Imposible no recordar a nuestro inefable ex ministro de Exteriores Moratinos, desplegando al viento la bandera de la anti-islamofobia en Europa. Cuántos millones de euros, cuánta energía diplomática, cuántos congresos para denunciar y debatir sobre esos fantasmas. Pero ni una piadosa palabra sobre estos cristianos de rasgos árabes, sobre estos hijos de una historia que es la nuestra y que ahora dejamos vagar por el desierto hacia su incierto emplazamiento en el desconocido Kurdistán iraquí. ¿Podrán allí empezar de nuevo?
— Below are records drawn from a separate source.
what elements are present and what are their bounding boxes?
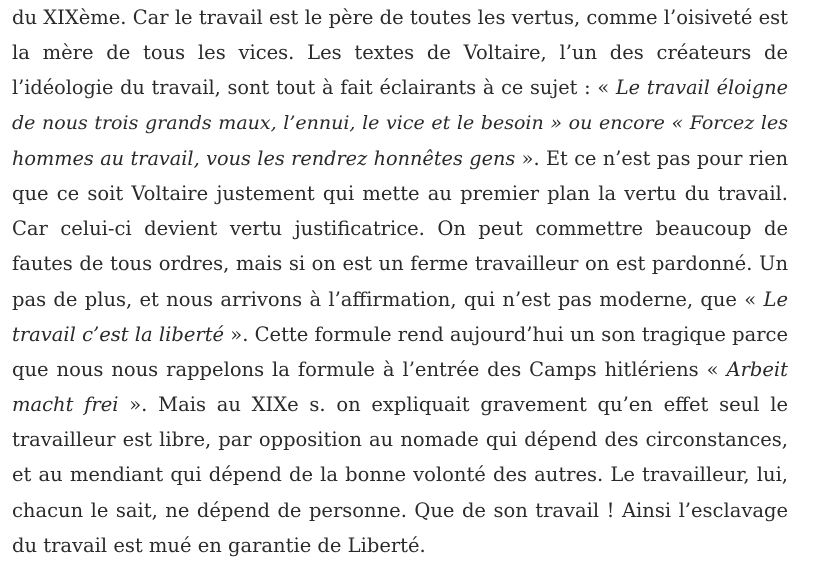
- text-segment: travailleur est libre, par opposition au nomade qui dépend des circonstances,: [12, 428, 788, 452]
- italic-quote-segment: Arbeit: [726, 357, 788, 381]
- body-paragraph: [12, 0, 788, 563]
- text-line: [12, 0, 788, 35]
- text-line: [12, 493, 788, 528]
- text-line: [12, 528, 788, 563]
- text-line: [12, 352, 788, 387]
- italic-quote-segment: de nous trois grands maux, l’ennui, le vice et le besoin » ou encore « Forcez les: [12, 111, 788, 134]
- text-segment: du XIXème. Car le travail est le père de toutes les vertus, comme l’oisiveté est: [12, 6, 788, 29]
- text-line: [12, 35, 788, 70]
- italic-quote-segment: Le: [763, 287, 788, 311]
- italic-quote-segment: Le travail éloigne: [615, 76, 788, 100]
- text-line: [12, 422, 788, 457]
- text-segment: l’idéologie du travail, sont tout à fait éclairants à ce sujet : «: [12, 76, 616, 100]
- text-line: [12, 317, 788, 352]
- text-line: [12, 211, 788, 246]
- text-segment: chacun le sait, ne dépend de personne. Que de son travail ! Ainsi l’esclavage: [12, 498, 788, 522]
- text-line: [12, 106, 788, 141]
- text-segment: ». Et ce n’est pas pour rien: [515, 146, 788, 170]
- italic-quote-segment: travail c’est la liberté: [12, 322, 225, 346]
- text-segment: ». Cette formule rend aujourd’hui un son tragique parce: [224, 322, 788, 346]
- text-line: [12, 141, 788, 176]
- italic-quote-segment: macht frei: [12, 393, 119, 417]
- text-line: [12, 246, 788, 281]
- text-line: [12, 387, 788, 422]
- text-segment: que nous nous rappelons la formule à l’entrée des Camps hitlériens «: [12, 357, 727, 381]
- text-segment: du travail est mué en garantie de Liberté.: [12, 533, 426, 557]
- text-segment: Car celui-ci devient vertu justificatrice. On peut commettre beaucoup de: [12, 217, 788, 241]
- text-segment: que ce soit Voltaire justement qui mette au premier plan la vertu du travail.: [12, 181, 788, 205]
- text-segment: la mère de tous les vices. Les textes de Voltaire, l’un des créateurs de: [12, 41, 788, 65]
- text-segment: fautes de tous ordres, mais si on est un ferme travailleur on est pardonné. Un: [12, 252, 788, 276]
- text-line: [12, 457, 788, 492]
- italic-quote-segment: hommes au travail, vous les rendrez honnêtes gens: [12, 146, 516, 170]
- text-line: [12, 70, 788, 105]
- text-line: [12, 176, 788, 211]
- text-segment: pas de plus, et nous arrivons à l’affirmation, qui n’est pas moderne, que «: [12, 287, 764, 311]
- text-segment: et au mendiant qui dépend de la bonne volonté des autres. Le travailleur, lui,: [12, 463, 788, 487]
- text-segment: ». Mais au XIXe s. on expliquait gravement qu’en effet seul le: [118, 393, 788, 417]
- text-line: [12, 282, 788, 317]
Quién lo sabe.
Para los cálculos del mundo todo esto son peanuts. Hablar de estas quinientas familias mientras los mercados financieros crujen, mientras Corea del Norte amenaza con una guerra nuclear, mientras el paro sigue desbocado y se recortan las prestaciones de nuestro antiguo bienestar... Y sin embargo nuestro futuro tiene que ver con la suerte de ese éxodo desconocido para las grandes tribunas. Porque si los cristianos desaparecen de Oriente Medio lo pagaremos muy caro todos: lo pagarán los países musulmanes sobre los que se cierne una crisis interna de proporciones brutales, y lo pagará la seguridad de este occidente escéptico y desentendido de su propia raíz, esa raíz de la que ha llegado a abominar en gran medida. Hemos de desplegar toda nuestra energía, medios económicos, relaciones políticas, alianzas, para proteger la vida de nuestros hermanos y acompañar su futuro. Debemos hacerlo sin descanso, pero hay algo más que decir.
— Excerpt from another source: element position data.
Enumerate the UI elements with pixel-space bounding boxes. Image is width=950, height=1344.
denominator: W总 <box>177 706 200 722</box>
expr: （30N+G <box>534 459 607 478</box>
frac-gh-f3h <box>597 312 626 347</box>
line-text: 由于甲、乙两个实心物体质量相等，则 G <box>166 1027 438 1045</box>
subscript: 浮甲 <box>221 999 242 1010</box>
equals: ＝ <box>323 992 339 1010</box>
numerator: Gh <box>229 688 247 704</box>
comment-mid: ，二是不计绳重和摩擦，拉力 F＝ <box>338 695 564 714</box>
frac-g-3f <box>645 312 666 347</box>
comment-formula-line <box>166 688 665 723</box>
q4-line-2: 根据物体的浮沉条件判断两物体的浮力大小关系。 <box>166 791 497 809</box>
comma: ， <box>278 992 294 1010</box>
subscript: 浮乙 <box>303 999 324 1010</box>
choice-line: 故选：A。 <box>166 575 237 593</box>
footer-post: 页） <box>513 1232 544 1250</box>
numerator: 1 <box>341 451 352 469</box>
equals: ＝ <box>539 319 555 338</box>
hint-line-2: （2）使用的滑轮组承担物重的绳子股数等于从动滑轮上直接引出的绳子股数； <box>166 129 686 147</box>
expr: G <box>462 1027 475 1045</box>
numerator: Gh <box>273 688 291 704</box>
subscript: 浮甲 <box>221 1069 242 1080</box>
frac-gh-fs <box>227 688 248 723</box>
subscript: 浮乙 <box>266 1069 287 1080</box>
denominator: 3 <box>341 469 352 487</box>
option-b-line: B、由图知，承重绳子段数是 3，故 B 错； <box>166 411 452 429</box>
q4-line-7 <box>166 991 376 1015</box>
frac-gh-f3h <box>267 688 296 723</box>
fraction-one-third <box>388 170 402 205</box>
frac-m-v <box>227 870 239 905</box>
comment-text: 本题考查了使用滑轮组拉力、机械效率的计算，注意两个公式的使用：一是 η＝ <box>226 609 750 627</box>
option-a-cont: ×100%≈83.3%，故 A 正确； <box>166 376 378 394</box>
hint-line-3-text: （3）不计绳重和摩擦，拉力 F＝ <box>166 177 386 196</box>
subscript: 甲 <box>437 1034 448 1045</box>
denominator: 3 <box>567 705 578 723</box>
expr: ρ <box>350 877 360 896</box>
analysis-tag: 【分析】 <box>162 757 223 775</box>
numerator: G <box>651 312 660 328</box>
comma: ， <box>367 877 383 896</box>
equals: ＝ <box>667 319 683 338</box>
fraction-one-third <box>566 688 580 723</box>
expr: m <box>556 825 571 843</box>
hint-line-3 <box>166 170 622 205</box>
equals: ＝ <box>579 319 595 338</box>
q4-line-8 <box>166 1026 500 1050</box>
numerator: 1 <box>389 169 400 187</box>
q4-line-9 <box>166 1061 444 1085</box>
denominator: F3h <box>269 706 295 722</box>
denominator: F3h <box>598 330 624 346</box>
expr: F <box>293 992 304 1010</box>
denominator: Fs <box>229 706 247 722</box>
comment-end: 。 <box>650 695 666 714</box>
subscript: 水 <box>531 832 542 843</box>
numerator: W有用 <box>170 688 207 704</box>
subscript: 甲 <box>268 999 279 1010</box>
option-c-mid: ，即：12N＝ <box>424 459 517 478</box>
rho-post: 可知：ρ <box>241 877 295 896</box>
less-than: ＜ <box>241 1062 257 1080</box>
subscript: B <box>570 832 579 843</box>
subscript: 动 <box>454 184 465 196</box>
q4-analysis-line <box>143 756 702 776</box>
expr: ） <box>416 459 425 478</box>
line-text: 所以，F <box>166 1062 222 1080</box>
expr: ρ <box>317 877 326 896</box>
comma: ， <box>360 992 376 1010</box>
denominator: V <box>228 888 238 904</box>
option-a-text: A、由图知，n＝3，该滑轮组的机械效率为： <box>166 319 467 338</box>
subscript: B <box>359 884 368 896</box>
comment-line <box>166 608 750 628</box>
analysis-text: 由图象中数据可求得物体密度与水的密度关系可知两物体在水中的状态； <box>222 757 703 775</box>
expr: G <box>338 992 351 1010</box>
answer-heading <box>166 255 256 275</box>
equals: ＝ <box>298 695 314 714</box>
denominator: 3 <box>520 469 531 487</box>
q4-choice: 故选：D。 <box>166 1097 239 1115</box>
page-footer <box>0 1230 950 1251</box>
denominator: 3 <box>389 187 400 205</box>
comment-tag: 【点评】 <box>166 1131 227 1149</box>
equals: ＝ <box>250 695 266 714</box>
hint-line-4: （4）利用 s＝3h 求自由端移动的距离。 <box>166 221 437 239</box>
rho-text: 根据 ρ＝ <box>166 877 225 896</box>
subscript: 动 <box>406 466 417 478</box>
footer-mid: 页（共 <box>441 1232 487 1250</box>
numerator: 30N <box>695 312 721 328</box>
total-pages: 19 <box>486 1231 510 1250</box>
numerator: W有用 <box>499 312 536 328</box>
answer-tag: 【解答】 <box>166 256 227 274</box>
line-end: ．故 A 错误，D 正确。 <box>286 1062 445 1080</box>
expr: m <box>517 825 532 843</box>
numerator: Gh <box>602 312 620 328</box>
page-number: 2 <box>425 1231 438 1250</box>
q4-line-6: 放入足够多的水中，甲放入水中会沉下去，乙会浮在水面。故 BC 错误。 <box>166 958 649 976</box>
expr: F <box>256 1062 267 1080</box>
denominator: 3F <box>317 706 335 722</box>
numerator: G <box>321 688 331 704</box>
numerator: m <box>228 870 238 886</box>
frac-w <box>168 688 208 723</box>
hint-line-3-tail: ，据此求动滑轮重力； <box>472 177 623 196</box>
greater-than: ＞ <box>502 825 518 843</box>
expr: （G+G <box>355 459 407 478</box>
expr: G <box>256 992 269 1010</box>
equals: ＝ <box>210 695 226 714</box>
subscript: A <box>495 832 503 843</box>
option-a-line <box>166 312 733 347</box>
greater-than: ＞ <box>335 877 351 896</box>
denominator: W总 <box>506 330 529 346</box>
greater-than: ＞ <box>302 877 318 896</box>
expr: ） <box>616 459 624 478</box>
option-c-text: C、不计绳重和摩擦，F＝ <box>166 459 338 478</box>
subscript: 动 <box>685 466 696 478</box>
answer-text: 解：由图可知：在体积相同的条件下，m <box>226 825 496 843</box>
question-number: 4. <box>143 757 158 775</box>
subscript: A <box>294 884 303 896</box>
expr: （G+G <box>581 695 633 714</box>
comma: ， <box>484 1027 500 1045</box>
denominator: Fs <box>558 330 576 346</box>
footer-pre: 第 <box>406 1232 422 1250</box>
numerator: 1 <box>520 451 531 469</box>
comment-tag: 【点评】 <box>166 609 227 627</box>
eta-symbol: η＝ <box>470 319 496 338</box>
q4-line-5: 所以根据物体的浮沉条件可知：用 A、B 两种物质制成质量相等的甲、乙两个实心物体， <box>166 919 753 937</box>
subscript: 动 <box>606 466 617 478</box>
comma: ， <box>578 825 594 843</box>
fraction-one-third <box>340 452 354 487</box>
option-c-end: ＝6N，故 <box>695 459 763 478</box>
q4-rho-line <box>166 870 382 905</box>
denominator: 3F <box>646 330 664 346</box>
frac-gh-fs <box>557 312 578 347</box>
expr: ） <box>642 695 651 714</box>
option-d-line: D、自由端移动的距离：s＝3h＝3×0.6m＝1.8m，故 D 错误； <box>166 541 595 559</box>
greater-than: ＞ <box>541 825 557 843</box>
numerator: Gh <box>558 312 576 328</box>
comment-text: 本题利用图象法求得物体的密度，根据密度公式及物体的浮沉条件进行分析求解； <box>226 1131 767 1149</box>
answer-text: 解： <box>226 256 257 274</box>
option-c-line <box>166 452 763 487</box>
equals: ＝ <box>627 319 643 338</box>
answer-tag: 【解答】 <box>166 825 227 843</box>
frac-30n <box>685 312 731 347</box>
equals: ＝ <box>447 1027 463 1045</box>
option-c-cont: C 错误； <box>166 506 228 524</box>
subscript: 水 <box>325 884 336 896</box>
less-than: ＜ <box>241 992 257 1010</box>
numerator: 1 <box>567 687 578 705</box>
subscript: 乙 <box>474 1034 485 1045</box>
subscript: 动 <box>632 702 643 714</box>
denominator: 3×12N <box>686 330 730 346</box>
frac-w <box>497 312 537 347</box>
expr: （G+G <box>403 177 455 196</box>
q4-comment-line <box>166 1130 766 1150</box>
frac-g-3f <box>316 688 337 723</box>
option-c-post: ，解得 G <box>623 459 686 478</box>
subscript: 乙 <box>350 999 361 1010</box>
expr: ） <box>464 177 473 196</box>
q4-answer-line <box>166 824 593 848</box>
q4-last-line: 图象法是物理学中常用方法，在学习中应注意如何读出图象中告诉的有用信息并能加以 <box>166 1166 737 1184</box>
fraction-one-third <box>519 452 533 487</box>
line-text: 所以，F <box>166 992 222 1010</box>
Hubo una noche así. Una noche desconocida para los poderes de este mundo, en la que un matrimonio salió a escondidas del villorrio de Belén con un pequeño a lomos de un borrico, rumbo a Egipto, para burlar el decreto real que establecía su eliminación. Entonces nadie hubiera dado una moneda por su suerte, como nadie la da hoy por nuestros hermanos de Iraq. Pero la historia del mundo cambió gracias a aquella familia que parecía no contar para nadie, porque existe un amor y un poder sobre la faz de la tierra que excede de las ecuaciones de los políticos y de los medios. Un amor y un poder que tantas veces no entendemos, y que se valen de lo inerme y de lo pequeño para realizar su designio.
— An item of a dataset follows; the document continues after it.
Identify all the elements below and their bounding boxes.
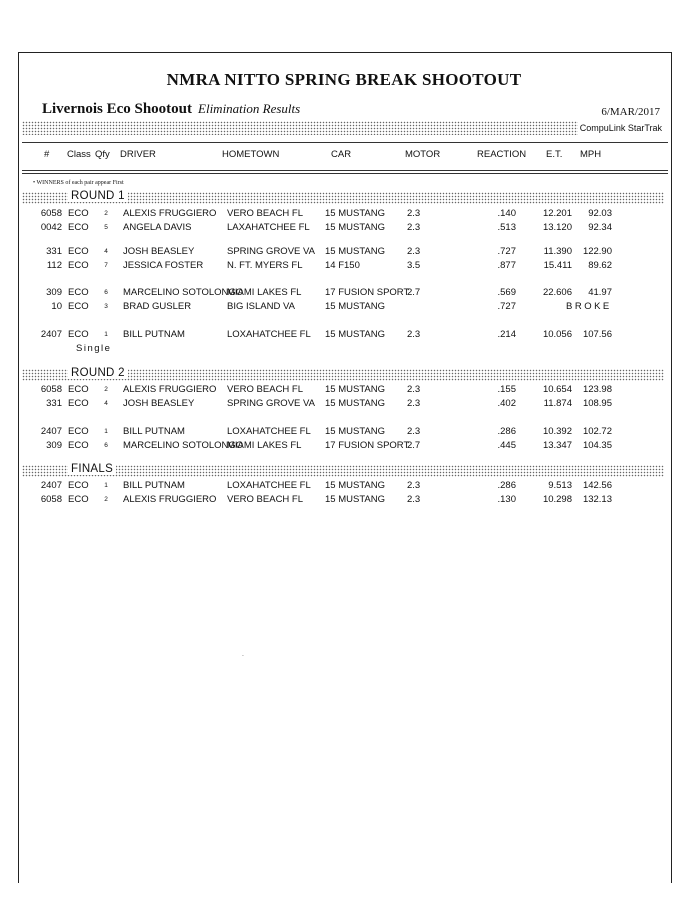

Es preciso volver a cuanto dijo Benedicto XVI en su prodigiosa meditación al comienzo del Sínodo sobre el Medio Oriente: "la transformación del mundo, el conocimiento del verdadero Dios, la pérdida de poder de las fuerzas que dominan la tierra es un proceso de dolor... es el proceso de transformación del mundo, que cuesta sangre, cuesta el sufrimiento de los testigos de Cristo. Y, si miramos bien, vemos que este proceso no ha terminado nunca. Se realiza en los diversos períodos de la historia con formas siempre nuevas; también hoy, en este momento, en el que Cristo, el único Hijo de Dios, debe nacer para el mundo con la caída de los dioses, con el dolor, el martirio de los testigos".